The creature regarded its damaged arm. Then it made a sound with no mouth, a wave of pressure pouring from it. Tunde let his aura close around him, let the predatory quality of it sharpen his thinking rather than cloud it, and charged.
He drove Shadowfang toward the creature's body before releasing it entirely, throwing the axe and willing it forward.
It powered through both the creature's raised hands, blowing them apart, and lodged itself in the chest cavity where the golden light pulsed.
"Feed," Tunde said, and wasn't entirely sure why he chose that word.
The axe responded. The wolf's head glowed as the Ethra within the creature's chest began pulling into Shadowfang. The creature wrapped its remaining hands around the shaft and pulled without result, unable to dislodge it.
Tunde ran in, resonance burning through his right hand, and drove his fist into the pommel of the axe to push it deeper. The creature screamed without a mouth.
One hand found him. It swung him into the wall hard enough to ring every bone in his skull, and he hit the ground in a heap of dust and stunned breath. Through watering eyes he watched the creature wrench Shadowfang free and throw it across the chamber, the axe striking the ground with a boom that cracked the stone.
The creature turned toward him.
He rolled to his feet, empty-handed, devoid of the elixirs and food he had left in the outer chamber. He faced it with nothing but himself, and he held the creature's blank gaze without stepping back.
Something pulled at the edge of his attention like a call. He extended one hand without thinking. Shadowfang crossed the chamber and hit his palm at speed, and he swung it in the same motion with barely a thought given to how the axe had come to him.

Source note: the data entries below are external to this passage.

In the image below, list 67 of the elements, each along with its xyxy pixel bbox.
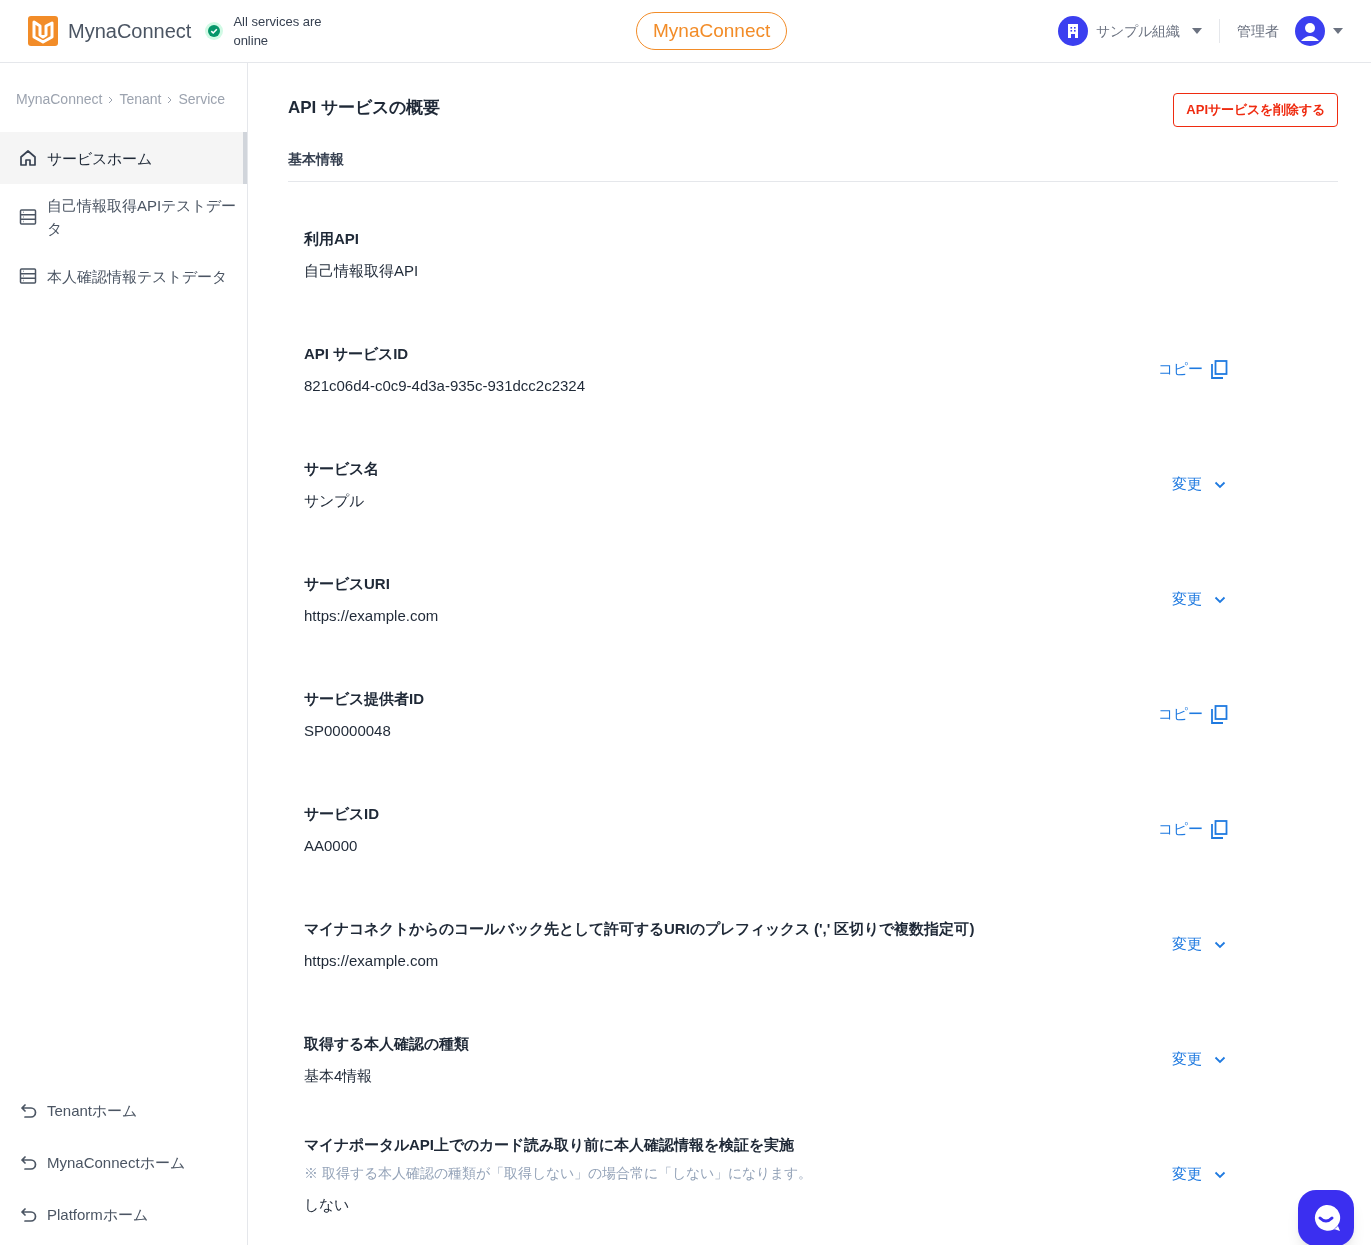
field-value: https://example.com	[304, 605, 439, 626]
change-button[interactable]: 変更	[1172, 1048, 1228, 1071]
caret-icon	[1333, 28, 1343, 34]
chevron-down-icon	[1214, 595, 1226, 604]
change-button[interactable]: 変更	[1172, 473, 1228, 496]
breadcrumb-link[interactable]: MynaConnect	[16, 89, 103, 110]
field-label: マイナポータルAPI上でのカード読み取り前に本人確認情報を検証を実施	[304, 1134, 795, 1155]
change-button[interactable]: 変更	[1172, 588, 1228, 611]
field-label: サービス提供者ID	[304, 688, 424, 709]
return-icon	[20, 1104, 37, 1118]
breadcrumb-link[interactable]: Tenant	[119, 89, 162, 110]
section-heading: 基本情報	[288, 151, 344, 167]
field-label: サービスURI	[304, 573, 391, 594]
return-icon	[20, 1156, 37, 1170]
chat-button[interactable]	[1298, 1190, 1354, 1245]
chevron-down-icon	[1214, 1055, 1226, 1064]
page-title: API サービスの概要	[288, 97, 441, 120]
table-icon	[19, 267, 37, 285]
sidebar-item[interactable]: サービスホーム	[0, 132, 247, 184]
table-icon	[19, 208, 37, 226]
field-value: https://example.com	[304, 950, 440, 971]
avatar-icon	[1295, 16, 1325, 46]
field-value: 自己情報取得API	[304, 260, 419, 281]
sidebar-item[interactable]: 本人確認情報テストデータ	[0, 250, 247, 302]
home-icon	[19, 149, 37, 167]
status-text: All services are online	[233, 13, 323, 50]
copy-button[interactable]: コピー	[1158, 358, 1228, 381]
field-label: サービス名	[304, 458, 379, 479]
change-button[interactable]: 変更	[1172, 933, 1228, 956]
field-label: 取得する本人確認の種類	[304, 1033, 469, 1054]
chevron-down-icon	[1214, 940, 1226, 949]
field-value: しない	[304, 1194, 350, 1215]
field-label: サービスID	[304, 803, 379, 824]
role-label: 管理者	[1237, 21, 1279, 41]
nav-link[interactable]: Platformホーム	[0, 1189, 247, 1241]
organization-menu[interactable]: サンプル組織	[1058, 16, 1202, 46]
copy-icon	[1211, 360, 1228, 379]
copy-icon	[1211, 705, 1228, 724]
copy-button[interactable]: コピー	[1158, 703, 1228, 726]
copy-button[interactable]: コピー	[1158, 818, 1228, 841]
nav-link[interactable]: MynaConnectホーム	[0, 1137, 247, 1189]
field-value: SP00000048	[304, 720, 392, 741]
field-value: 821c06d4-c0c9-4d3a-935c-931dcc2c2324	[304, 375, 586, 396]
change-button[interactable]: 変更	[1172, 1163, 1228, 1186]
copy-icon	[1211, 820, 1228, 839]
field-label: API サービスID	[304, 343, 410, 364]
field-value: 基本4情報	[304, 1065, 374, 1086]
field-value: サンプル	[304, 490, 365, 511]
delete-button[interactable]: APIサービスを削除する	[1173, 93, 1338, 127]
field-note: ※ 取得する本人確認の種類が「取得しない」の場合常に「しない」になります。	[304, 1163, 812, 1183]
field-value: AA0000	[304, 835, 359, 856]
check-icon	[205, 22, 224, 40]
return-icon	[20, 1208, 37, 1222]
brand-name: MynaConnect	[68, 19, 192, 44]
chevron-icon	[108, 95, 114, 104]
breadcrumb-link[interactable]: Service	[178, 89, 226, 110]
chevron-icon	[167, 95, 173, 104]
sidebar-item[interactable]: 自己情報取得APIテストデータ	[0, 188, 247, 246]
field-label: 利用API	[304, 228, 360, 249]
field-label: マイナコネクトからのコールバック先として許可するURIのプレフィックス (',' 区切りで複数指定可)	[304, 918, 975, 939]
user-menu[interactable]	[1295, 16, 1343, 46]
chevron-down-icon	[1214, 1170, 1226, 1179]
building-icon	[1058, 16, 1088, 46]
nav-link[interactable]: Tenantホーム	[0, 1085, 247, 1137]
caret-icon	[1192, 28, 1202, 34]
chevron-down-icon	[1214, 480, 1226, 489]
logo-icon	[28, 16, 58, 46]
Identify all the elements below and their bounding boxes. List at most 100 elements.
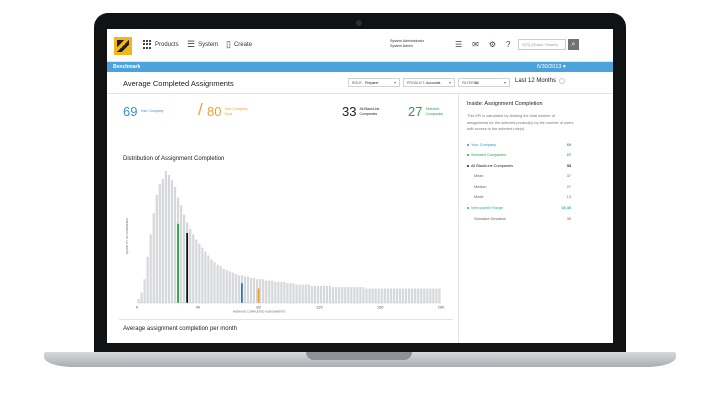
histogram-bar (228, 271, 231, 303)
insight-description: This KPI is calculated by dividing the t… (467, 114, 574, 131)
x-tick-label: 0 (136, 305, 139, 310)
x-tick-label: 160 (377, 305, 384, 310)
kpi-selected-companies: 27 Selected Companies (408, 104, 447, 119)
kpi-label: All BlackLine Companies (359, 107, 380, 116)
kpi-label: Selected Companies (425, 107, 444, 116)
histogram-bar (398, 288, 402, 303)
histogram-bar (401, 288, 405, 303)
histogram-bar (420, 288, 423, 303)
system-menu[interactable]: ☰ System (187, 40, 218, 49)
stat-value: 19-40 (561, 206, 571, 211)
chevron-down-icon: ▾ (393, 80, 396, 85)
histogram-bar (338, 287, 341, 303)
blackline-logo[interactable] (114, 37, 132, 55)
histogram-bar (322, 285, 326, 303)
stat-label: Mean (474, 174, 484, 178)
filters-filter[interactable]: FILTERS: All ▾ (458, 78, 510, 87)
histogram-bar (140, 292, 143, 303)
histogram-bar (368, 288, 371, 303)
stat-label-text: Your Company (471, 142, 496, 147)
role-filter[interactable]: ROLE: Preparer ▾ (348, 78, 400, 87)
search-input[interactable]: IQ7Q (Global / Search) (518, 39, 566, 50)
histogram-bar (359, 287, 362, 303)
histogram-bar (225, 270, 228, 303)
stat-value: 27 (566, 184, 571, 189)
marker-bar (240, 283, 243, 303)
histogram-bar (137, 299, 140, 303)
x-tick-label: 40 (196, 305, 201, 310)
histogram-bar (243, 276, 247, 303)
histogram-bar (295, 284, 298, 303)
histogram-bar (289, 283, 292, 303)
page-title: Average Completed Assignments (123, 79, 234, 88)
marker-bar (186, 233, 189, 303)
stat-label-text: Mean (474, 174, 484, 179)
histogram-bar (152, 213, 155, 303)
chevron-down-icon: ▾ (448, 80, 451, 85)
histogram-bar (392, 288, 395, 303)
gear-icon[interactable]: ⚙ (489, 40, 496, 49)
histogram-bar (265, 280, 268, 303)
x-axis-title: AVERAGE COMPLETED ASSIGNMENTS (233, 310, 286, 314)
kpi-your-company: 69 Your Company (123, 104, 170, 119)
histogram-bar (356, 287, 359, 303)
camera (356, 20, 362, 26)
product-filter[interactable]: PRODUCT: Accounts ▾ (403, 78, 455, 87)
histogram-bar (262, 279, 265, 303)
histogram-bar (179, 205, 183, 303)
info-icon[interactable] (559, 78, 565, 84)
histogram-bar (274, 281, 277, 303)
kpi-label: Your Company (140, 109, 164, 114)
list-icon[interactable]: ☰ (455, 40, 462, 49)
histogram-bar (344, 287, 347, 303)
mail-icon[interactable]: ✉ (472, 40, 479, 49)
laptop-notch (306, 352, 412, 360)
histogram-bar (432, 288, 435, 303)
grid-icon (143, 40, 152, 49)
section-divider (119, 319, 453, 320)
stat-value: 69 (566, 142, 571, 147)
stat-value: 13 (566, 195, 571, 200)
histogram-bar (146, 256, 149, 303)
legend-dot-icon (467, 154, 469, 157)
marker-bar (177, 223, 179, 303)
histogram-svg: QUANTITY OF COMPANIES0 40 80 120 160 200AVERA… (125, 171, 445, 314)
histogram-bar (268, 280, 271, 303)
stat-label-text: Standard Deviation (474, 216, 507, 221)
products-menu[interactable]: Products (143, 40, 179, 49)
search-icon[interactable]: ⌕ (568, 39, 579, 50)
stat-row: Selected Companies 27 (467, 151, 607, 162)
stat-row: Mean 37 (467, 172, 607, 183)
histogram-bar (183, 214, 186, 303)
histogram-bar (195, 239, 198, 303)
top-icons: ☰ ✉ ⚙ ? (455, 40, 511, 49)
date-picker[interactable]: 6/30/2013 ▾ (537, 64, 566, 70)
laptop-lid: Products ☰ System ▯ Create System Admini… (94, 13, 626, 358)
kpi-value: 80 (207, 104, 222, 119)
histogram-bar (417, 288, 420, 303)
app-screen: Products ☰ System ▯ Create System Admini… (107, 29, 613, 343)
create-menu[interactable]: ▯ Create (226, 40, 252, 49)
histogram-bar (192, 234, 195, 303)
x-tick-label: 120 (316, 305, 323, 310)
stats-list: Your Company 69 Selected Companies 27 All Bl… (467, 141, 607, 226)
stat-label: All BlackLine Companies (467, 164, 513, 168)
histogram-bar (231, 272, 234, 303)
histogram-bar (371, 288, 374, 303)
filter-label: PRODUCT: (407, 81, 425, 85)
products-label: Products (155, 41, 179, 48)
histogram-bar (170, 180, 174, 303)
sliders-icon: ☰ (187, 39, 196, 49)
histogram-bar (252, 277, 256, 303)
stat-label-text: Mode (474, 195, 484, 200)
histogram-bar (298, 284, 301, 303)
help-icon[interactable]: ? (506, 40, 510, 49)
user-info[interactable]: System Administrator System Admin (390, 39, 424, 49)
chevron-down-icon: ▾ (503, 80, 506, 85)
top-navigation: Products ☰ System ▯ Create System Admini… (107, 29, 613, 62)
histogram-bar (286, 283, 289, 303)
stat-row: Median 27 (467, 183, 607, 194)
period-label[interactable]: Last 12 Months (515, 78, 556, 84)
histogram-bar (423, 288, 426, 303)
histogram-bar (389, 288, 392, 303)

The weapons met again, except now Shadowfang was bursting with everything it had absorbed, overflowing with raw Ethra and aura at its edges. The blade parted the hammer's rock casing like it wasn't there.
The strike continued, shearing a complete arm from the creature. It stumbled backward, reeling, and Tunde's resonance-loaded punch found its knee joint and shattered it. The creature went down to one knee.
Shadowfang left his hand, spun through the air, and sliced cleanly through the creature's neck. The head toppled.
Tunde caught himself against the ground, breathing hard, feeling the Ethra drain pulling at him. Not as severe as the mining tunnels, but closer to that edge than he'd have preferred.
Then he watched the creature's limbs begin to grow back.
He went very still.
It reattached its head calmly, retrieved the severed arm from the ground, and reabsorbed it. Then it walked back to the far wall and settled into the stone as if it had never moved.
Tunde let out a slow breath. He could still fight. His body had more to give, he could feel the distance between where he was and his true limit. But the creature had apparently decided that wasn't the point.
The distant door swung open.
He sat down on the ground with Shadowfang across his knees, letting his cycling settle back into its steady rhythm. The fight had been short and heavy in equal measure. The creature was strong. So was he, and the evidence was in the open doorway ahead of him.
He clenched his fist once, rose to his feet, and walked toward the second trial.